Em meados do século XX, após o duro período pós-guerra, começou a ser relatada a chegada de novos peregrinos que percorriam a antiga rota em busca deste símbolo histórico da unidade europeia. Foram fundadas associações de amigos do Caminho de Santiago e a rota foi sinalizada com as setas amarelas características. O ano de 1993, um ano santo, foi um ponto de viragem com um apoio decisivo da Xunta para a sua recuperação e o interesse renovado dos peregrinos em chegar a Santiago, seja por razões religiosas, culturais ou desportivas. Desde então, a rota francesa não tem parado de crescer, com números que são ultrapassados ano após ano e que podem tornar-se uma desvantagem devido ao risco de massificação.
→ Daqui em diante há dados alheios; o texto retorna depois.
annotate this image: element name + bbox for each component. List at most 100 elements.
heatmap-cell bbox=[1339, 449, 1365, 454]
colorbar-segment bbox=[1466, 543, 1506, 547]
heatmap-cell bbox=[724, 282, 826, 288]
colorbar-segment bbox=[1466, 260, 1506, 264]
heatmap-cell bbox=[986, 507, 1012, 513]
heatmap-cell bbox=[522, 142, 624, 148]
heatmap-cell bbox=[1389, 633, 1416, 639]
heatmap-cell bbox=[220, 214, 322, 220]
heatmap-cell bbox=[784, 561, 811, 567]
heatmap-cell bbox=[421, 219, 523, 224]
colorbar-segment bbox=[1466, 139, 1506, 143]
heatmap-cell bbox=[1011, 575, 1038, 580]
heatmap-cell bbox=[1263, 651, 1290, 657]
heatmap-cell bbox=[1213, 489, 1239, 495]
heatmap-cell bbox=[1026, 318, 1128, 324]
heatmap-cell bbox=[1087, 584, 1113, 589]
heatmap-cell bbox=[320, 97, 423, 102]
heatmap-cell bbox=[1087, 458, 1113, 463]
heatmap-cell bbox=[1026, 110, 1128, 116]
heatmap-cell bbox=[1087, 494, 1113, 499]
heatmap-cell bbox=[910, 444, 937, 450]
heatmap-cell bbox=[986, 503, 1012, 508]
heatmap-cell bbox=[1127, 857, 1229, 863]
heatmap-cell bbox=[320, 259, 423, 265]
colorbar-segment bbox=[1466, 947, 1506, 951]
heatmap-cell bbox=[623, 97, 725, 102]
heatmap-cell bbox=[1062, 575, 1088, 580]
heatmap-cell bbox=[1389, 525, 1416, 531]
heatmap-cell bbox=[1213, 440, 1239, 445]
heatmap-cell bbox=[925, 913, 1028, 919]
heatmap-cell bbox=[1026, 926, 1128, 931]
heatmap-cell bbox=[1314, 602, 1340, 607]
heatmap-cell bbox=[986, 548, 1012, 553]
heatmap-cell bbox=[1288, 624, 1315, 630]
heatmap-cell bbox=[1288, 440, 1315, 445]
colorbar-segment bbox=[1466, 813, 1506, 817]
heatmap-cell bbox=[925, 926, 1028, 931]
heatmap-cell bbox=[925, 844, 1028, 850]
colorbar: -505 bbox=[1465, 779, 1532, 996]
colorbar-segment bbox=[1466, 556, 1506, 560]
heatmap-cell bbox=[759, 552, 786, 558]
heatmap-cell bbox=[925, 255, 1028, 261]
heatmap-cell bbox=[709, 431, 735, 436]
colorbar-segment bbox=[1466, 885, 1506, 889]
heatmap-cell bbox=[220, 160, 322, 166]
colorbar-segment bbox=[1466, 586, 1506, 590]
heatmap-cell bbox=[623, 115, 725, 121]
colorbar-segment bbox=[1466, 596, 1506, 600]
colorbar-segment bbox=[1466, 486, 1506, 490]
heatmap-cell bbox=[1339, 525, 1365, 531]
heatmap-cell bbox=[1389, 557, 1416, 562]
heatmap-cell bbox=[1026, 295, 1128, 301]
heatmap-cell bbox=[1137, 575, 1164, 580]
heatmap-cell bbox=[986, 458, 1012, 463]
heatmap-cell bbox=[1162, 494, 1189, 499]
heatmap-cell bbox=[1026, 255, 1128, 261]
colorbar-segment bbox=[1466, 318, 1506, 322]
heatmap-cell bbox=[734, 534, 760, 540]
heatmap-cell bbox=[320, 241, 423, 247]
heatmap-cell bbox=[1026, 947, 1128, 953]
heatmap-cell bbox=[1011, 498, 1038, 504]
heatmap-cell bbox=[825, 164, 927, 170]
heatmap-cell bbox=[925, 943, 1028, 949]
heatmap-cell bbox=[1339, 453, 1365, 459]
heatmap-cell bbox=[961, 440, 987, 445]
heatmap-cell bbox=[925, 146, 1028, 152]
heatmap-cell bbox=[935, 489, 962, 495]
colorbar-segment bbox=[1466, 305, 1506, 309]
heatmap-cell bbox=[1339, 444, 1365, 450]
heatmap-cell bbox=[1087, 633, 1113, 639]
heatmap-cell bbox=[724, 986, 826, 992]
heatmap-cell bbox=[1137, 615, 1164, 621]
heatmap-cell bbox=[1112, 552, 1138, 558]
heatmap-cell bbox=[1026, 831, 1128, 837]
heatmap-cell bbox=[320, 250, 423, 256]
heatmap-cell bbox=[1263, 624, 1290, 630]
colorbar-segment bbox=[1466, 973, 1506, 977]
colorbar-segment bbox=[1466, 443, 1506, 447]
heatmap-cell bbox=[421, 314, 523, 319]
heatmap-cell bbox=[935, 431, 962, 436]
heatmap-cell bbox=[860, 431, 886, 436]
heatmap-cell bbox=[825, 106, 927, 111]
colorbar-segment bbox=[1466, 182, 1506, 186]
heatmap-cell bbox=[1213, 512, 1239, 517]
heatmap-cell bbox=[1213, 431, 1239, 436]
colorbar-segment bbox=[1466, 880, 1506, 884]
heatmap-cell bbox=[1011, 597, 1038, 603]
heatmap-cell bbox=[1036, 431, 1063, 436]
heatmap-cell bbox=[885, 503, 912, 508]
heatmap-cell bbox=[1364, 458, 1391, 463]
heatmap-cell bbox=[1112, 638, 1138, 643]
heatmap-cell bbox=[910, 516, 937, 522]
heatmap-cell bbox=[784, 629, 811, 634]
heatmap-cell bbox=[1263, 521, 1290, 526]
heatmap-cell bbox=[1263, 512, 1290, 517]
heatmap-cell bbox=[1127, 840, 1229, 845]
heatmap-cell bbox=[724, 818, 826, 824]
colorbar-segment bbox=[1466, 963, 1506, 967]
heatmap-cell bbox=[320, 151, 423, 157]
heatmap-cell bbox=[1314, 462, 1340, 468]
No entanto, as vantagens de percorrer o Caminho Francês são incontestáveis. Os seus valores artísticos, com inúmeros exemplos da melhor arte românica ou gótica ou, a sua grandeza ambiental, que permite ao caminhante conhecer desde as encantadoras cidades francesas, os escarpados Pirenéus, as aldeias fortificadas de Navarra, a região vinícola de La Rioja, o silencioso e duro planalto castelhano, a região de Maragata de Astorga ou a Galiza verde, são argumentos de peso. Também o fato de passar por cidades tão notáveis como Pamplona, Logroño, Burgos, com a sua bela catedral, León ou enclaves com um claro sabor jacobeu como Puente la Reina, Santo Domingo de la Calzada ou Sahagún.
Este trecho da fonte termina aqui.